Quero gritar com ele, dizer que não tem o direito de falar sobre aquilo, que se eu quero ou não morrer em uma droga de ponte ninguém tem nada a ver com isso. Quero gritar com ele e dizer que a culpa é dele por tornar os meus dias ainda mais difíceis nessa droga de mundo, quero dizer que por culpa dele perdi minha única amiga, que ele é a pior pessoa que conheço e que não quero vê-lo nunca mais. Mas meu coração quer tudo, menos essas coisas. Quero abraçá-lo como costumava fazer quando era criança, perguntar porque ele se tornou tão amargo, saber porque seu coração foi corrompido pela crueldade, saber se algo aconteceu, se foi tão ruim que ele não teve coragem de contar para mim, sua velha amiga.
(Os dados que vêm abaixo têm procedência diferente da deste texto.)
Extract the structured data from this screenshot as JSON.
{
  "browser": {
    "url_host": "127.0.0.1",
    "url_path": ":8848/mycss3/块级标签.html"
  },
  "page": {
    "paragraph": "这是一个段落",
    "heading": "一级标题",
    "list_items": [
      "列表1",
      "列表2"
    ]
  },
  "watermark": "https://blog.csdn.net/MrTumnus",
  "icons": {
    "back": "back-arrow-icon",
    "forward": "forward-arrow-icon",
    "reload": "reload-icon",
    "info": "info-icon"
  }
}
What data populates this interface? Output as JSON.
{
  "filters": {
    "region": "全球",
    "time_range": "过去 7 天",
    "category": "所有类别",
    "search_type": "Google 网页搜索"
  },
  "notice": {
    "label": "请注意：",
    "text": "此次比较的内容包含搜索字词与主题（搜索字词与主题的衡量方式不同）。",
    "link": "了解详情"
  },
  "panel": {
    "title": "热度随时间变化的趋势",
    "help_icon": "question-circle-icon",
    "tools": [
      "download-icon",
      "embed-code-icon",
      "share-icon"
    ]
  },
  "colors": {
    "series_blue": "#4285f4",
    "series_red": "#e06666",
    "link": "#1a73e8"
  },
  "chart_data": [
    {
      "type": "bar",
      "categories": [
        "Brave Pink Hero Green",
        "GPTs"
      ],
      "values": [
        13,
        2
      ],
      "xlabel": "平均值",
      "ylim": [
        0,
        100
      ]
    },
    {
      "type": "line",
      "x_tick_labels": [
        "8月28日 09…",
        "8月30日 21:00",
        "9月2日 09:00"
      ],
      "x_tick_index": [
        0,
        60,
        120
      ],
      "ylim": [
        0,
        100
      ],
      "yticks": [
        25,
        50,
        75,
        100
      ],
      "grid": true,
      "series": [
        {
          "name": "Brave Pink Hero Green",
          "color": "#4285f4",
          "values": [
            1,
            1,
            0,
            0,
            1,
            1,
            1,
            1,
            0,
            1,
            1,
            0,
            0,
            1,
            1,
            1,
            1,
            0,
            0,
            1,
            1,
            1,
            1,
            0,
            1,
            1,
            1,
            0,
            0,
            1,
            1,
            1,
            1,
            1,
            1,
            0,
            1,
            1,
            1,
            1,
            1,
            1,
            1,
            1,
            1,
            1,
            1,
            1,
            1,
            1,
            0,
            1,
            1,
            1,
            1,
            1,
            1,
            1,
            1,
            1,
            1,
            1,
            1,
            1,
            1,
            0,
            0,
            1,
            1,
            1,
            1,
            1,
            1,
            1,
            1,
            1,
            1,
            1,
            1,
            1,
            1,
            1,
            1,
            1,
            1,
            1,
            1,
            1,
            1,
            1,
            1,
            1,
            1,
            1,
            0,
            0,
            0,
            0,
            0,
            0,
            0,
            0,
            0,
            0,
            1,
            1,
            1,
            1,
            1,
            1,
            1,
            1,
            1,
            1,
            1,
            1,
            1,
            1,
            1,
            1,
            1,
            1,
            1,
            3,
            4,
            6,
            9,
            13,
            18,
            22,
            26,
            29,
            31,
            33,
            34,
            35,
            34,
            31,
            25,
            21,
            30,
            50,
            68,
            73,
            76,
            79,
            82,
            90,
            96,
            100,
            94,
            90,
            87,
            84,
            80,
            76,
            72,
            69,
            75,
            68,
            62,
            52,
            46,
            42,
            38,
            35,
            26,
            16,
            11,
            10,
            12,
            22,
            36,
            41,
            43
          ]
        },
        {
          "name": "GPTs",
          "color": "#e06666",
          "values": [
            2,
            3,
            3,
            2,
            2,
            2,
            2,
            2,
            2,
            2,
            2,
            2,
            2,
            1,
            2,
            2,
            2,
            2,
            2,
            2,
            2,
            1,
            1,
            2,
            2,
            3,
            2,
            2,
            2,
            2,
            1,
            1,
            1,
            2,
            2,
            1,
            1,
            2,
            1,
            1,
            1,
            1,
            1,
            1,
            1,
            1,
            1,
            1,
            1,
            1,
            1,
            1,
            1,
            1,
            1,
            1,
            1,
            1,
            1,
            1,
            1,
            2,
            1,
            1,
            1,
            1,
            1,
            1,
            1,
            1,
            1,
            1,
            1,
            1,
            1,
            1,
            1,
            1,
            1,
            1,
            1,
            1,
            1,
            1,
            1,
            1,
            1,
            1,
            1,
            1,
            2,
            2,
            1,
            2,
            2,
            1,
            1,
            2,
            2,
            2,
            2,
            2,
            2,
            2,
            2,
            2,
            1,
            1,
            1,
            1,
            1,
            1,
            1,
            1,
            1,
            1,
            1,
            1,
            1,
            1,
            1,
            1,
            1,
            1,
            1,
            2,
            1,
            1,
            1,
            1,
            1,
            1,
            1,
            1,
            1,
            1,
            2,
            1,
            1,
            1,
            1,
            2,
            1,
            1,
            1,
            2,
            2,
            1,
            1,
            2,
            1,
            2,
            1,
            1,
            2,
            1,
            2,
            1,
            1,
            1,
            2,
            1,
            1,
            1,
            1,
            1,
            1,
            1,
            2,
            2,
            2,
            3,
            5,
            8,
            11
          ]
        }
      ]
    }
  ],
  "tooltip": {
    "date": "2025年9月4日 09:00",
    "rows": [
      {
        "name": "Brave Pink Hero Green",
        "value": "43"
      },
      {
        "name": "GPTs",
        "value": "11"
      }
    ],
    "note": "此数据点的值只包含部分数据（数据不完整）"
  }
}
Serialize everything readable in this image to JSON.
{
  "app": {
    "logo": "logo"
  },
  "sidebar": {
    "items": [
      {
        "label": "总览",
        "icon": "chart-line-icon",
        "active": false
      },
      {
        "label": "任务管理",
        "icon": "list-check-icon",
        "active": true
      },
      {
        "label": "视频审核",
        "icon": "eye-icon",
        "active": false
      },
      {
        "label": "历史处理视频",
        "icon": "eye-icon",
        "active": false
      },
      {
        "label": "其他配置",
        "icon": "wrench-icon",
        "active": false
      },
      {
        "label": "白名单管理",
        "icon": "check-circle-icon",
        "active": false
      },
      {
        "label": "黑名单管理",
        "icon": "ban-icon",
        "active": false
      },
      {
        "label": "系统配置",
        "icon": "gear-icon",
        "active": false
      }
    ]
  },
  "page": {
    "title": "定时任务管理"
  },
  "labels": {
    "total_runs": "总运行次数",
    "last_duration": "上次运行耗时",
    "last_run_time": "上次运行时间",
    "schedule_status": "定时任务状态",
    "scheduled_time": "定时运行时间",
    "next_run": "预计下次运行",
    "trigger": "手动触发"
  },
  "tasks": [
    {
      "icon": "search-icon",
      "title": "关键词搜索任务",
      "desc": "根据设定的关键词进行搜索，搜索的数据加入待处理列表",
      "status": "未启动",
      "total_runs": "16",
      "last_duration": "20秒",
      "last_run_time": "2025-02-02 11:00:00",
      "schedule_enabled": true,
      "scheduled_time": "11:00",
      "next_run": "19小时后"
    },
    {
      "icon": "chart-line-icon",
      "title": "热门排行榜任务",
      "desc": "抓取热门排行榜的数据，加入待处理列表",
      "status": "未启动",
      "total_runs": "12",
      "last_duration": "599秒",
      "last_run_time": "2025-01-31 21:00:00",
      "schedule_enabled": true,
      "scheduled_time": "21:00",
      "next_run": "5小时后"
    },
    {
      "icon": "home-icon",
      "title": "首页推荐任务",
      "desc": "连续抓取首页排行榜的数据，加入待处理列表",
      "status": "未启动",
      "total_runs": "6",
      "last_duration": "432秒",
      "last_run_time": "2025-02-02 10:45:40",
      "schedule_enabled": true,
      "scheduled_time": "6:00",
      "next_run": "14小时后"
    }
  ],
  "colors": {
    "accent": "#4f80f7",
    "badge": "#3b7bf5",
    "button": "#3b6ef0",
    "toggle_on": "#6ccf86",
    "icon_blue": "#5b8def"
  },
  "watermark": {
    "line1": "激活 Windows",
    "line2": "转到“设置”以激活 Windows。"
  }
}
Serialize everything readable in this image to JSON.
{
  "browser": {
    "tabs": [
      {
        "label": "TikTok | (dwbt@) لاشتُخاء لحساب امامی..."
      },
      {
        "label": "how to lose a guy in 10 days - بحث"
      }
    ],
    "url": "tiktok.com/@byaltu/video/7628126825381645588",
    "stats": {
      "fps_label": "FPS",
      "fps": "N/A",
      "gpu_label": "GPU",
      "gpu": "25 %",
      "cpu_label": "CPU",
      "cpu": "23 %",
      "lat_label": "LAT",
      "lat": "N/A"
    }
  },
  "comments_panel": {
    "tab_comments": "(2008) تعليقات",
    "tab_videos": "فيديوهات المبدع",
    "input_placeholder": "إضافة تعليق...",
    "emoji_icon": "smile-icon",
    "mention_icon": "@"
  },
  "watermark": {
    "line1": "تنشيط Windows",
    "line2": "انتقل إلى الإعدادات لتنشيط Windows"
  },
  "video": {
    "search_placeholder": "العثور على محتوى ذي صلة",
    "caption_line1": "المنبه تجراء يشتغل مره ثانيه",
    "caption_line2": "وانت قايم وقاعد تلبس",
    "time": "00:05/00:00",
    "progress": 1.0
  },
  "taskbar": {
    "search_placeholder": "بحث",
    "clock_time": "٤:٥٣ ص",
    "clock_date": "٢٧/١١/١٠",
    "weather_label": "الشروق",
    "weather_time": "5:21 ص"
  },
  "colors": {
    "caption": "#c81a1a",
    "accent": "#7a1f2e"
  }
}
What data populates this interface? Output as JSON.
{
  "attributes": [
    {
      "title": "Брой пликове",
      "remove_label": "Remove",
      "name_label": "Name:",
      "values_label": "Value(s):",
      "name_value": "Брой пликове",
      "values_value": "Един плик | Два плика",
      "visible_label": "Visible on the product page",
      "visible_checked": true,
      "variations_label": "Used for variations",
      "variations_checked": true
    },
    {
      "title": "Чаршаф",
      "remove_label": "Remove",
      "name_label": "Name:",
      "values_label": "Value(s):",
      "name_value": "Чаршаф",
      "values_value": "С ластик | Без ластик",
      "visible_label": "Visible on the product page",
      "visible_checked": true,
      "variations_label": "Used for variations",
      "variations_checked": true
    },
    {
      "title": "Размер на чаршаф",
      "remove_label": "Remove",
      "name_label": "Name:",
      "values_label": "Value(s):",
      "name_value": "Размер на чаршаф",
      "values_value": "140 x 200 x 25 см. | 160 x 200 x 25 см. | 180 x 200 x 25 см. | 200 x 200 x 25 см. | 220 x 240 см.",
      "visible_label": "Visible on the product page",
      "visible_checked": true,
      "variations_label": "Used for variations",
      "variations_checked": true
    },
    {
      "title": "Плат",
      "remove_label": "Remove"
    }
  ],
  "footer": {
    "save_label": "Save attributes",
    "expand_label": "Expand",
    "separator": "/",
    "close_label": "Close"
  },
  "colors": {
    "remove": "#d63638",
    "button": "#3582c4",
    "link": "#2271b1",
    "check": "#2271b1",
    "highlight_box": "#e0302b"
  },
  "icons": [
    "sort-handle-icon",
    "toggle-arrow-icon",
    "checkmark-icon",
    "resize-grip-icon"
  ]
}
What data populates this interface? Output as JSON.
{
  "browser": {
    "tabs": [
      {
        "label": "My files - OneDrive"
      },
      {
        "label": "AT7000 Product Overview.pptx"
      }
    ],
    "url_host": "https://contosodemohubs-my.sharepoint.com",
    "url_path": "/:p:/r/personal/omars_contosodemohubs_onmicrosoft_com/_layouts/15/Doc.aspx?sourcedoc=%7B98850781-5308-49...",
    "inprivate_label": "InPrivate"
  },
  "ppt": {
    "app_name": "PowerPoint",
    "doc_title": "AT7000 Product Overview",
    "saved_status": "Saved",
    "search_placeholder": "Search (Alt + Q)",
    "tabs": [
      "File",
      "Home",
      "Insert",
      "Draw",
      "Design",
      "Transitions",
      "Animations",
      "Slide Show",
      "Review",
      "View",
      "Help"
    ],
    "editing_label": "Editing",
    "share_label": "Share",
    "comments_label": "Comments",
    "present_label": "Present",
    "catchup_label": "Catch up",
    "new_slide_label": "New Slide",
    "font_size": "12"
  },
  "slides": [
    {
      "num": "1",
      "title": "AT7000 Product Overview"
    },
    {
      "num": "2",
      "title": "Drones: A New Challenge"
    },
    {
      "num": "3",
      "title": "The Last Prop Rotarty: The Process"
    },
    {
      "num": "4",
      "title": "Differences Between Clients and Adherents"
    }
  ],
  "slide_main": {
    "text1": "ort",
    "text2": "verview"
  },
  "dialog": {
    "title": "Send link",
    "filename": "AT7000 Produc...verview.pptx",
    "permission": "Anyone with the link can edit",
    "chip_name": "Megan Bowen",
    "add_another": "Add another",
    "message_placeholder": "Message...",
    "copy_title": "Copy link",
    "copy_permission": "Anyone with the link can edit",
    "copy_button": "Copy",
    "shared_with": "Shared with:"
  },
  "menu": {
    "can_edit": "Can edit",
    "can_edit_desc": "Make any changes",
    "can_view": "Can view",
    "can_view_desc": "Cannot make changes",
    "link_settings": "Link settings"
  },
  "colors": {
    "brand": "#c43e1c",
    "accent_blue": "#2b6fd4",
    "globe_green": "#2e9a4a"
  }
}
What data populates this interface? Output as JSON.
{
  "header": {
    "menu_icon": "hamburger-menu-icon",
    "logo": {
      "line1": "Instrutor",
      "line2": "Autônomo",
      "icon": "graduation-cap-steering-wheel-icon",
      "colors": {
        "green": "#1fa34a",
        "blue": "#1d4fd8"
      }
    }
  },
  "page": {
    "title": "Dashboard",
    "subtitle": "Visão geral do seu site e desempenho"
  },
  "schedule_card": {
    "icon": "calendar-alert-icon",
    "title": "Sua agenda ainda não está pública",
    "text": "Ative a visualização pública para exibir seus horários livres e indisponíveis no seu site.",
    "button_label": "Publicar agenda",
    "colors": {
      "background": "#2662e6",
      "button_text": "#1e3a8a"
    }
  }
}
Enquanto penso entre lágrimas silenciosas se deveria perguntar essas coisas a ele, o vejo tentar tocar suas costas por cima do ombro e arquejar esbanjando um semblante de dor. Dou um passo à frente mas ele recua e põe o braço entre nós, em seguida caminha de volta para os prédios disciplinares me deixando sozinha. O vejo se afastar cada vez mais, mas algo me chama atenção, sua camisa branca está ficando marcada em vermelho nas costas, como se bem na altura de suas costelas tivessem surgido dois cortes enormes.

• • •

Odeio que me perguntem o que aconteceu, que me perguntem se estou bem. Odeio que questionem o meu estado, que queiram saber como estou por dentro. Porque a resposta sempre será a mesma, mas o sentimento também permanecerá sendo o mesmo. Continuarei dizendo que não é nada, que estou bem, quando na verdade estou passeando dentro do caos que sou eu mesma, quando na verdade já não sei o que fazer e estou de mãos atadas, prestes a desistir novamente. Do que adiantaria falar? O que mudaria? O que tornaria a situação diferente? Um abraço? Um breve "vai ficar tudo bem"? Desculpe se pareço a pessoa mais cruel do mundo, mas o que essas coisas mudam? Exatamente, nada! Vou continuar me sentindo perdida, vou continuar sentindo essa maldita dor vazia que me faz preferir dançar nas chamas do inferno, vou continuar querendo morrer.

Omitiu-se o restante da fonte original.